The CNE said Wednesday that the verification process would take place from May 27-31 and that the results would be released on June 4. This Friday, the council plans to release the list of "dubious" signatures that require validation, as well as the rules governing the process.
The divided opposition still has to decide whether it accepts or rejects the signature validation process.
The CNE previously confirmed 1,91 million referendum petitions meaning the opposition still needs 525,000 signature to be validated, that is an equal number of signers must come forward and confirm them. Electoral authorities are contesting a total of 1,19 million of the petitions submitted.
Lawmaker William Lara, spokesman for the Ayacucho Command, an umbrella group of pro-Chavez forces, told reporters that his organization accepts the process "under protest, (because) the heads of the CNE were lavish in their concessions to the opposition".
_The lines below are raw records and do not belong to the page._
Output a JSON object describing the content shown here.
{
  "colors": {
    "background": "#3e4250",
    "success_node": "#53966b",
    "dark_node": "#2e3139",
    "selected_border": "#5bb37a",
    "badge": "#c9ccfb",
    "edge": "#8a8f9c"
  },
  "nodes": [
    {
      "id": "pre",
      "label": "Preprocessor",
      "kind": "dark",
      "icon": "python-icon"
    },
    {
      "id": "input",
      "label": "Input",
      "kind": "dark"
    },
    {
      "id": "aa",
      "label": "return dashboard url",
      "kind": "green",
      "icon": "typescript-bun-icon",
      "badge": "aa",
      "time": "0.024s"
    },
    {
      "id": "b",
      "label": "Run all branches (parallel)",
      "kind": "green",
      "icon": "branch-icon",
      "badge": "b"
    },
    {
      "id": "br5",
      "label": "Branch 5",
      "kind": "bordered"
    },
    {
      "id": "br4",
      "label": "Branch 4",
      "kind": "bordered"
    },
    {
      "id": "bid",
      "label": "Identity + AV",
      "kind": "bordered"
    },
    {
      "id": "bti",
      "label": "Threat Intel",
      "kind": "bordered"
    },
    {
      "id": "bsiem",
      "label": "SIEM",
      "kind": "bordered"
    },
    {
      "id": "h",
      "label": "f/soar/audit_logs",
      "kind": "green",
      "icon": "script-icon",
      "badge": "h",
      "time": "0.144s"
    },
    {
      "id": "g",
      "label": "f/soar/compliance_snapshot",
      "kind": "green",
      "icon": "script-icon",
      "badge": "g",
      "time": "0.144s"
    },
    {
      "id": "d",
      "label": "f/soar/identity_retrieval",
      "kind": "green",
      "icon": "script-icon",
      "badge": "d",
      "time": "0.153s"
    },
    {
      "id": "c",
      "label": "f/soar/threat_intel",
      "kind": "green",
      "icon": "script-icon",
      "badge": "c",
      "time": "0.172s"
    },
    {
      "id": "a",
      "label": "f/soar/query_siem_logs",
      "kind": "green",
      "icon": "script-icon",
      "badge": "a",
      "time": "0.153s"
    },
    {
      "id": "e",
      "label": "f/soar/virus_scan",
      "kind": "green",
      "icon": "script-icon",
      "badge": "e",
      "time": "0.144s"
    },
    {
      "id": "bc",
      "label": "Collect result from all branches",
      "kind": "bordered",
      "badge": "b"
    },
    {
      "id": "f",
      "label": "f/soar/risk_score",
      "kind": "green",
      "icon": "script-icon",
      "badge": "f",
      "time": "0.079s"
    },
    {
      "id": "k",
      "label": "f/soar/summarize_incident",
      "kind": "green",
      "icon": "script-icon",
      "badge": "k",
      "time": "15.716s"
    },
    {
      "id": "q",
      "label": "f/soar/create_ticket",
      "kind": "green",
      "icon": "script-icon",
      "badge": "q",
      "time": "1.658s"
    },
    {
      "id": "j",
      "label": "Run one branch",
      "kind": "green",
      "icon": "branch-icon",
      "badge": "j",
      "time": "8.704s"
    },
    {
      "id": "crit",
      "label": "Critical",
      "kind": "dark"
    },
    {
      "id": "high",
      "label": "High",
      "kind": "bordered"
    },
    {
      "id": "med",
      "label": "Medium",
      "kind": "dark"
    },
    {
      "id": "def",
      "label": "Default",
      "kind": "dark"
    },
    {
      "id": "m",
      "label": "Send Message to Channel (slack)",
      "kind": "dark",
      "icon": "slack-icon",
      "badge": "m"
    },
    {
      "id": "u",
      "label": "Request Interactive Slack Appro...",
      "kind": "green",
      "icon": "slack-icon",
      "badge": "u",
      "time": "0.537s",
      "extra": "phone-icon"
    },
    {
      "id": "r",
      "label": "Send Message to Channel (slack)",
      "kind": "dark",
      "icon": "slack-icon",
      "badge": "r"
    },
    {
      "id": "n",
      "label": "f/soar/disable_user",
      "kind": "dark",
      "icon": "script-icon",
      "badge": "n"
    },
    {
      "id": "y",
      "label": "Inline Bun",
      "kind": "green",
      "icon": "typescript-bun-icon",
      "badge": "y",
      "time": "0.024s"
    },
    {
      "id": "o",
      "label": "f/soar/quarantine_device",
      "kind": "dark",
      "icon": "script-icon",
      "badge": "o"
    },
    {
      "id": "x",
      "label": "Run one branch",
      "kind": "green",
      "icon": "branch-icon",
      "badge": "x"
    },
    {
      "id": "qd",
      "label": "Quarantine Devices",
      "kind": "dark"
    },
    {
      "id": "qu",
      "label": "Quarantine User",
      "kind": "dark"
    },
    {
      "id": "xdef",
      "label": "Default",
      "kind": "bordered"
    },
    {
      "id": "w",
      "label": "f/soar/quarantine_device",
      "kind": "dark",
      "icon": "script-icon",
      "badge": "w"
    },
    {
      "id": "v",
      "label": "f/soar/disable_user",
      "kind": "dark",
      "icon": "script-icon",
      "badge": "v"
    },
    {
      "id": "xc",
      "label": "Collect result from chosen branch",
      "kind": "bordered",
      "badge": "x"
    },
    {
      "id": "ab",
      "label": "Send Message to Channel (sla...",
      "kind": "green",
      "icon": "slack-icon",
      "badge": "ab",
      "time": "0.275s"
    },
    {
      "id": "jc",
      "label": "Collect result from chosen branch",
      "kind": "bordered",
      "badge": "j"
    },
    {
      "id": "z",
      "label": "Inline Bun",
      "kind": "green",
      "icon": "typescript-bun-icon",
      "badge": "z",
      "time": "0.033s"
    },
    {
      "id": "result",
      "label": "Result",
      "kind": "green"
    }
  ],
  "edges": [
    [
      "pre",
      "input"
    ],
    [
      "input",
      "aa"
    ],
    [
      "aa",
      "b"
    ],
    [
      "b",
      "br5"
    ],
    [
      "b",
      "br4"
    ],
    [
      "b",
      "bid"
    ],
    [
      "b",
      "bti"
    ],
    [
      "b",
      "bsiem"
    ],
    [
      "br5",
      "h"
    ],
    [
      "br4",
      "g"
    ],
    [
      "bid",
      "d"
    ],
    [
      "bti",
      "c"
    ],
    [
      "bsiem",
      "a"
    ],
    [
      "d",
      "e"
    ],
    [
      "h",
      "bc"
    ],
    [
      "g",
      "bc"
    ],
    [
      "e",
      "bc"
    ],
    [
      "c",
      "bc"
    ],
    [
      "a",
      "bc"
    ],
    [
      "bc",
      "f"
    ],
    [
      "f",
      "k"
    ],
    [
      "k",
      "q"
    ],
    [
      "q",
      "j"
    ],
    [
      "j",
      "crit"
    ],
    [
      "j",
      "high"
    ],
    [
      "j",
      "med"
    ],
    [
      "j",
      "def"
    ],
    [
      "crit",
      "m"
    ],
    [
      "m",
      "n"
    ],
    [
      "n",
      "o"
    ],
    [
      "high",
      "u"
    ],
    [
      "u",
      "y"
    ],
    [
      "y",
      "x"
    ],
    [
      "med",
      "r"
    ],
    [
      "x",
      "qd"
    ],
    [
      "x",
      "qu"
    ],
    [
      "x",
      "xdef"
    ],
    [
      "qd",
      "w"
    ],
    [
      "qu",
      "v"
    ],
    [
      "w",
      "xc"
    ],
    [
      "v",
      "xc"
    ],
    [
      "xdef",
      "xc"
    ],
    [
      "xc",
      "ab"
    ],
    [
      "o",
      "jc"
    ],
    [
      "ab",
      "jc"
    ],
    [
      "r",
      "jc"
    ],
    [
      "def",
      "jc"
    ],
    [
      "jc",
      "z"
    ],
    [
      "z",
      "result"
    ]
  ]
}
Some leaders of the opposition alliance Democratic Coordinator are satisfied with the CNE's rulings and say the draft regulations for the process are "very acceptable." But others insist that a previous court ruling establishing that there was a sufficient number of valid signed petitions should be upheld.
That ruling by the Supreme Court's Electoral Chamber was overturned by the high court's Constitutional Chamber, and the legal impasse has yet to be resolved.
According to opposition leader Henrique Salas Romer, "to accept the verification process and force a large group of Venezuelans to sign twice is a violation of the rule of law."
Meanwhile, the Organization of American States and the U.S.-based Carter Centre, observers of the process, issued a joint statement welcoming "the efforts put forth by the authorities of the CNE, as well as the representatives of the Democratic Coordinator and the Ayacucho Command, to achieve a transparent, simple, secure and agile mechanism to conclude the recall referendum petition process.